Commissioner Jeff Riley Visits Western Mass

The new Commissioner of Education, Jeff Riley, came to Western Mass to answer questions and outline his future goals.


New commissioner Jeff Riley addresses the crowd at The Delaney House.

On Thursday March 29th, the future Massachusetts School Commissioner, Jeffrey Riley, met with local education leaders at the Western Massachusetts School Committee Forum held at the Delaney House in Holyoke. Riley, the current receiver of Lawrence Public Schools, outlined his priorities going into his new role as commissioner and hosted a question-and-answer session to hear the concerns of Western Mass educators.

Devin Sheehan, Vice-Chair of the Holyoke School Committee and President-Elect of the Massachusetts Association of School Committees, gave a brief introduction prior to Jeffrey Riley taking the stage in one of his first public engagements. Throughout the forum, Riley stressed the importance of communication, empowering educators, and providing the best possible future for Massachusetts students.

“It went great. The fact that we were able to bring the future commissioner out to Holyoke and out to Western Mass, as one of his first public engagements, really says a lot for the work that he wants to do for our region,” Sheehan told The Herald. “I think all of us coming together can really help public education moving forward, for the future of both Holyoke and the Commonwealth.”

Questions raised during the evening ranged from topics concerning vocational schools to the current issue of the foundation budget review. When asked about his ninety day plan, Riley discussed how he will be working hard to hear the opinions of everyone. He wants to get input from not only committees and boards, but teachers, students, and parents as well. He stressed making people a part of the process.

On the topic of the foundation budget review, Riley spoke of how the current formula is not working for everyone and that he does not at the moment see the state revenue there to be able to fix this problem. He said we therefore need to ask, “What can we do to do better?”

Another hot topic of the evening was how to promote non-MCAS subjects. Many subjects, such as history, are being pushed to the side and not receiving the same attention as subjects that have MCAS testing, such as math and English. Riley said “we need to treat all of our subjects equally” and that he is open to offering a History MCAS. He does, however, worry about the amount of time that students spend testing instead of learning. He also said that he feels that we need to support world languages because “every student deserves a well-rounded education.” He hopes that all students will one day be able to speak multiple languages.

When asked about his opinions on charter schools, Riley discussed how the main concern for parents is that their children are provided with a strong education, whether that be in a public school or charter school. He discussed how he asked both charters and unions to run schools in Lawrence and spoke of how he made charters a part of the district. Riley stressed the need to get extremists on both sides to come together.

Devin Sheehan, of the Hoyoke School Committee, hosted the event.

There are many students today who shy away from community colleges and instead attend costly schools that put them into heavy debt. On this issue, Riley said he believes that “the stigma about community colleges is coming to an end.” He spoke of how it’s important that we do a better job explaining the opportunities and financial advantages that community colleges offer because students who get their associates with a 3.0 GPA can easily attend schools such as UMass for exceptionally low rates.

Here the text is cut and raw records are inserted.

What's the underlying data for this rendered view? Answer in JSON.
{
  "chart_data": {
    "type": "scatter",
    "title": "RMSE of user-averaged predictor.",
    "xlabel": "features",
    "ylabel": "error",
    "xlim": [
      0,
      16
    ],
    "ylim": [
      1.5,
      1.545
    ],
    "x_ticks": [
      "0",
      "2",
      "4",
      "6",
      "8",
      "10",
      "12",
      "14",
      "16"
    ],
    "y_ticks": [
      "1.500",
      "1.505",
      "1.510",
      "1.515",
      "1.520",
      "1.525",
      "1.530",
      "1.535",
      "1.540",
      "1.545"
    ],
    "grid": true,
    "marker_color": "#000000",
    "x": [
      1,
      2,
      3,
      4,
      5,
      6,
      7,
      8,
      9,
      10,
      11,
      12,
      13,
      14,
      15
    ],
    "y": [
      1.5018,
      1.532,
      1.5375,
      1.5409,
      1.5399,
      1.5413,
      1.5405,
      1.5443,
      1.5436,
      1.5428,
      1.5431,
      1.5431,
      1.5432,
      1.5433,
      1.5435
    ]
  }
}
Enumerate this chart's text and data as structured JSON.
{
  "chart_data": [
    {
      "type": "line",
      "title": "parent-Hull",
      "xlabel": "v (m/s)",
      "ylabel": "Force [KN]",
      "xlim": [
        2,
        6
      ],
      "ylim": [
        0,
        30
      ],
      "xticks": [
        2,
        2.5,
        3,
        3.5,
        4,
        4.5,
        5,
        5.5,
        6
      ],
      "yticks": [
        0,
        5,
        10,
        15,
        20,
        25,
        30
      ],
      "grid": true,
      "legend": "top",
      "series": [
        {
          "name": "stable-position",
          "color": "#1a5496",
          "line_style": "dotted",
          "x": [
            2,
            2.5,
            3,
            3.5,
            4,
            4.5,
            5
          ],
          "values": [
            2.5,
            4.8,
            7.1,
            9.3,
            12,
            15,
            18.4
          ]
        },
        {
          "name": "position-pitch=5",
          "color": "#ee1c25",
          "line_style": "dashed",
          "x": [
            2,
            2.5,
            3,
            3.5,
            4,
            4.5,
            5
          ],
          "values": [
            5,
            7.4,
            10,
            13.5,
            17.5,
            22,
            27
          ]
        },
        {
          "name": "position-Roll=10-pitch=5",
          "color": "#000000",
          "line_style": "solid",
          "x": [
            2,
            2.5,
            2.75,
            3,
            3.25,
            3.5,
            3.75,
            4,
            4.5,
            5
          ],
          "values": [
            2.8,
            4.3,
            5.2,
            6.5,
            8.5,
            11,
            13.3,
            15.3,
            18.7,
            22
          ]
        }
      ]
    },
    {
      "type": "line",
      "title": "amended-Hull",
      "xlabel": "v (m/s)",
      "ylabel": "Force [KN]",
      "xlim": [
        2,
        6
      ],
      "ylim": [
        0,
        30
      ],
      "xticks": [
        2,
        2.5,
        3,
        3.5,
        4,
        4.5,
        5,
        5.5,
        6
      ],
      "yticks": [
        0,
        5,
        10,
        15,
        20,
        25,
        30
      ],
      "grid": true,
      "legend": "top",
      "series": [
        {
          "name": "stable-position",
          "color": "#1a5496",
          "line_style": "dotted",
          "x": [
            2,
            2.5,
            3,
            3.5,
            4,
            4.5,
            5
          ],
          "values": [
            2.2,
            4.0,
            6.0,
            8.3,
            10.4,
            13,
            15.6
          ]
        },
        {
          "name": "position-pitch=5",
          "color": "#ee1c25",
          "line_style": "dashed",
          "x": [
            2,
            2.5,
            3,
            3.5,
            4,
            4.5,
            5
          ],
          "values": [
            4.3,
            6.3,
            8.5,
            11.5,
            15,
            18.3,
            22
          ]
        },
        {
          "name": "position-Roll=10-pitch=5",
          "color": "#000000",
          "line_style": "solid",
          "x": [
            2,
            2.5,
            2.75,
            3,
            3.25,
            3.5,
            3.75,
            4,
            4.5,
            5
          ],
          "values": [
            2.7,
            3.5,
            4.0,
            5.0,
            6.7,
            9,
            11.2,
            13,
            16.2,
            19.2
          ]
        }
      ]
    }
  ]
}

On the topic of career and technical education, Riley spoke of how we need to let students pursue their desired education, but he said that “this can often be difficult because you end up asking eighth graders to decide their future.” He said that “vocational education is a critical skill” and that “we need to increase footprint space.”

“I think it was great to come out to the western part of the state as one of my first events,” future commissioner Jeffrey Riley told The Herald. “It’s really important that we talk to all of the folks that are involved in education. We had school committee members here today, we had superintendents here today, we had students here today and part of my job is to get out and listen to everyone as we plan for what’s next.”